Além disso, governar como homem de negócios "talvez" represente também suprimir das políticas americanas os elementos "intervencionistas" que Cuba denunciou e que buscam ampliar o respeito às liberdades e direitos do povo cubano, complementou.
"Talvez Trump não se interesse por isso, mas há políticas dos EUA que vão no piloto automático e os funcionários seguem fazendo o que estavam fazendo", detalhou.
O analista lembrou ainda que ao país vizinho lhe interessa manter uma relação correta com o governo cubano em temas nos quais já se avançou, como luta contra o terrorismo, cibersegurança, meio ambiente e transporte aéreo.
A política americana em relação à ilha também "vai depender muito" da equipe da qual vai se rodear o novo presidente, acrescentou.
Nas contas oficiais da diplomacia cubana nas redes sociais não se registra movimento há horas: nem sequer na da diretora geral para os EUA da chancelaria cubana, Josefina Vidal, que foi o rosto mais visível da ilha no processo de normalização de relações.
Nas ruas de Havana se percebia nesta quarta-feira normalidade, embora várias pessoas entrevistadas pela Efe tenham manifestado sua decepção pela derrota de Hillary Clinton, a quem viam como a candidata ideal para prosseguir o caminho da reconciliação.
"É preciso esperar para ver o que (Trump) faz. Penso que diante de tudo um presidente deve ser humano (...). Reverter as medidas seria um pouco feio. Para que trazer divisão, se isso não leva a nada?", questionou Pedro Roberto, engenheiro informático.
Para o músico Herman Mendoza, "há preocupação" sobre a postura com Cuba do novo presidente americano, embora seja "possível" que suas ameaças fossem só uma "estratégia" eleitoral que depois não se materialize".
"Mas a suspensão do bloqueio parece impossível", considerou.
Silda Arana, estudante de História da Arte, se mostrou convencida que a chegada de Trump "vai afetar muito à situação de Cuba em relação ao bloqueio".
"Eu me impressionei muito, não esperava isso (...). Hillary era a melhor escolha, o que aconteceu nestes dois anos foi uma grande evolução", disse a jovem cubana, que previu um distanciamento na relação bilateral.

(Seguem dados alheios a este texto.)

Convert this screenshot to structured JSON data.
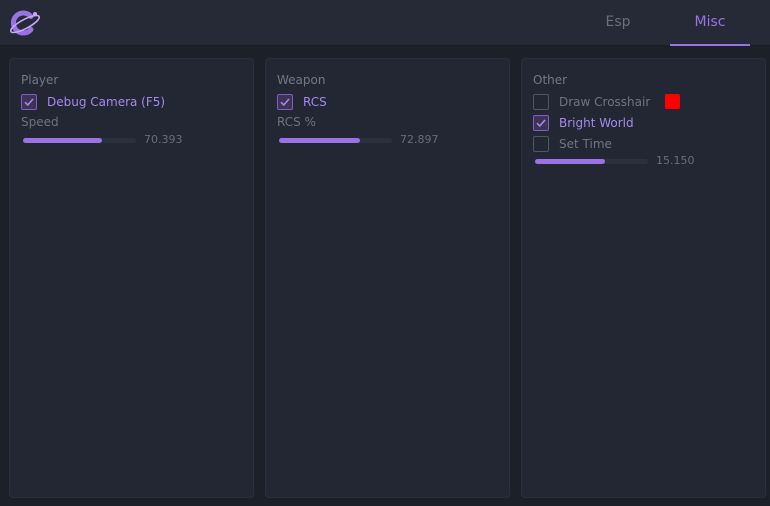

No meio desta decepção, os cubanos acordaram com um enorme anúncio na capa do jornal estatal "Granma" no qual se anuncia uma manobra de treinamento militar em todo o país para elevar "a preparação das tropas e a população para enfrentar as diferentes ações do inimigo".
Estes exercícios eram realizados em outras épocas como "aviso" aos EUA, mas, segundo Alzugaray, neste caso não podem ser vinculados à vitória de Trump porque "estavam planejados há muito tempo e têm a ver com o 60º aniversário do desembarque do Granma", o navio no qual Fidel Castro retornou a Cuba para iniciar a revolução.